The production of wild-type or vif deletion HIV-gpt virions from COS-7 cells was previously described (22, 26). Briefly, COS-7 cells were cotransfected with the DNAs of wild-type or vif-deleted pHIV-gpt and pSVIIIenv using the DEAE-dextran transfection protocol in the presence of chloroquine (3). Twenty-four hours after transfection, a suspension of H9/BV2 cells was cocultured with the virus-producing COS-7 cells. After 48 h, the HIV-gpt-infected H9/BV2 cells were removed, washed extensively, separated into fresh cultures, and selected with medium (26) containing mycophenolic acid (MPA) (20 μg/ml; Sigma) for 15 to 21 days. Selected cells (2 × 10⁶) were seeded in a 25-cm² tissue culture flask, and 24 h later, pseudotyped virus from the cells was harvested and used for focal infectivity assays (see below). This virus was also used to infect HeLa cells (5 ml of cell-free virus per 25-cm² tissue culture flask) pretreated with Polybrene at 37°C for 30 min. After 48 h, the infected HeLa cells were seeded in 100-mm culture dishes in the presence of MPA (40 μg/ml); the resistant colonies were fixed and stained 15 to 21 days later.

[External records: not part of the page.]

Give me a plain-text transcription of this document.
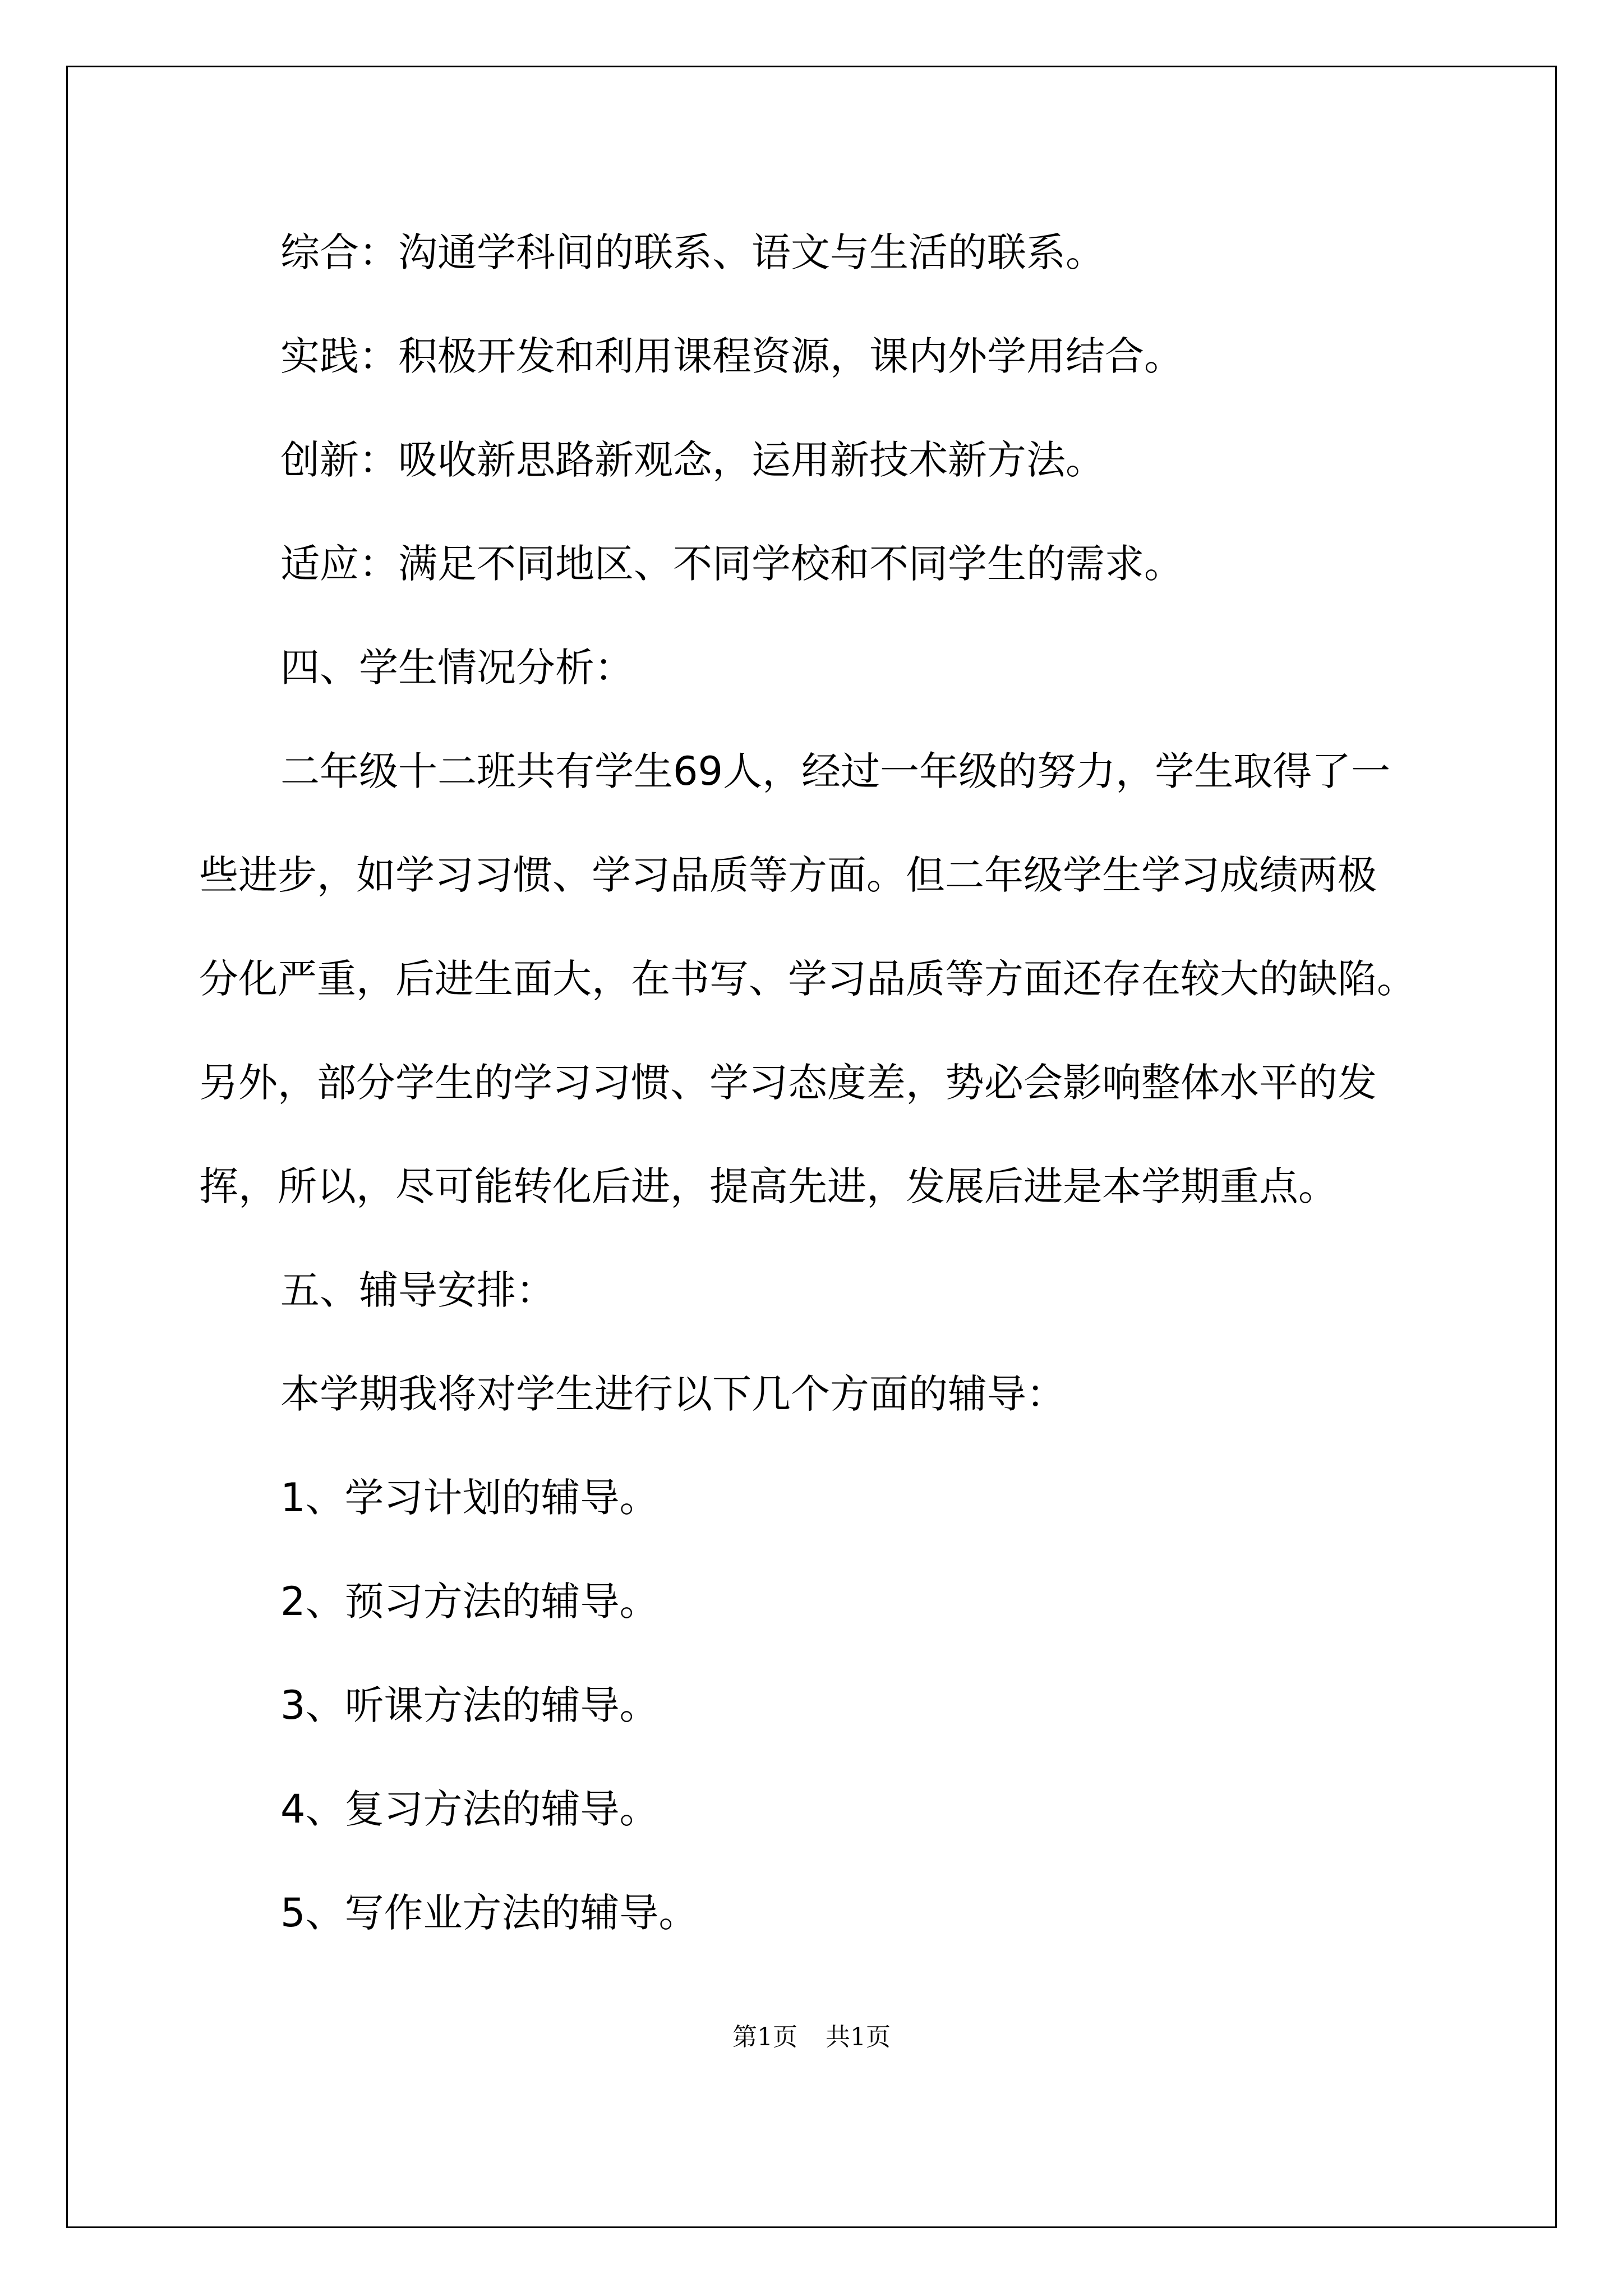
综合：沟通学科间的联系、语文与生活的联系。
实践：积极开发和利用课程资源，课内外学用结合。
创新：吸收新思路新观念，运用新技术新方法。
适应：满足不同地区、不同学校和不同学生的需求。
四、学生情况分析：
二年级十二班共有学生69人，经过一年级的努力，学生取得了一
些进步，如学习习惯、学习品质等方面。但二年级学生学习成绩两极
分化严重，后进生面大，在书写、学习品质等方面还存在较大的缺陷。
另外，部分学生的学习习惯、学习态度差，势必会影响整体水平的发
挥，所以，尽可能转化后进，提高先进，发展后进是本学期重点。
五、辅导安排：
本学期我将对学生进行以下几个方面的辅导：
1、学习计划的辅导。
2、预习方法的辅导。
3、听课方法的辅导。
4、复习方法的辅导。
5、写作业方法的辅导。
第1页 共1页
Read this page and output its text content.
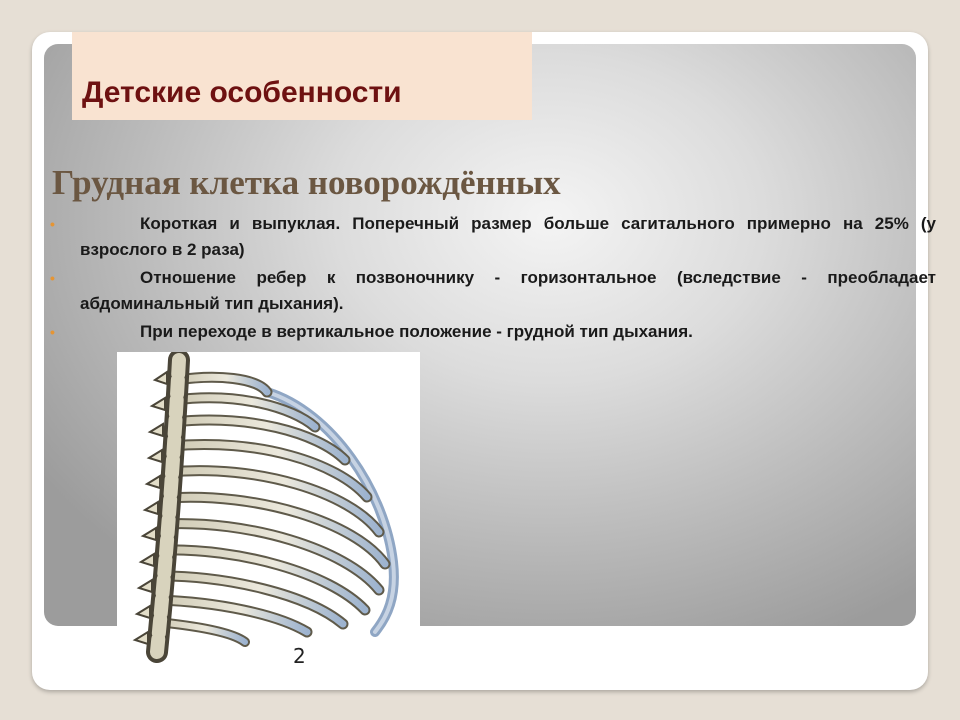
Детские особенности
Грудная клетка новорождённых
•	Короткая и выпуклая. Поперечный размер больше сагитального примерно на 25% (у взрослого в 2 раза)
•	Отношение ребер к позвоночнику - горизонтальное (вследствие - преобладает абдоминальный тип дыхания).
•	При переходе в вертикальное положение - грудной тип дыхания.
2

Determination of viral infectivity.

The infectivity of HIV-1 and xenotropic virions on HeLa-CD4 and HeLa cells, respectively, was measured using a focal infectivity assay (8). Briefly, 5 × 10³ cells were seeded in a 1-cm² well of a 48-well tissue culture dish. After 24 h, cells were pretreated with DEAE-dextran (8 μg/ml; Sigma) for HIV-1 infection, or with Polybrene for MLV infection, at 37°C for 20 to 30 min. The cells were washed with serum-free medium, incubated with 0.1 ml of virus for 4 to 6 h, replenished with DMEM containing 10% FBS, and grown for 72 h. The cells were fixed in 95% ethanol, and HIV-1-infected foci were detected by incubating the cells with HIVIG, peroxidase-conjugated goat anti-human immunoglobulin G, and a substrate solution of 3-amino-9-ethylcarbazole (Sigma). Xenotropic infected foci were visualized by using goat anti-p30^Gag of Rauscher virus followed by incubation with peroxidase-conjugated rabbit anti-goat immunoglobulin G (8).

Purification of viral particles.

Medium from H9 cells infected with replication-competent wild-type or vif deletion NL4-3 virus was collected, filtered using a 0.45-μm-pore-size filter, layered over a 25% sucrose cushion in phosphate-buffered saline, and centrifuged for 2 h at 100,000 × g. The viral pellet was lysed in sodium dodecyl sulfate (SDS)-polyacrylamide gel electrophoresis (PAGE) sample buffer (62.5 mM Tris–HCl [pH 6.8], 10% glycerol, 2% SDS, 0.1% bromophenol blue, 10% 2-mercaptoethanol) and then subjected to 0.1% SDS–10% PAGE.

Western immunoblot analyses of production of viral proteins.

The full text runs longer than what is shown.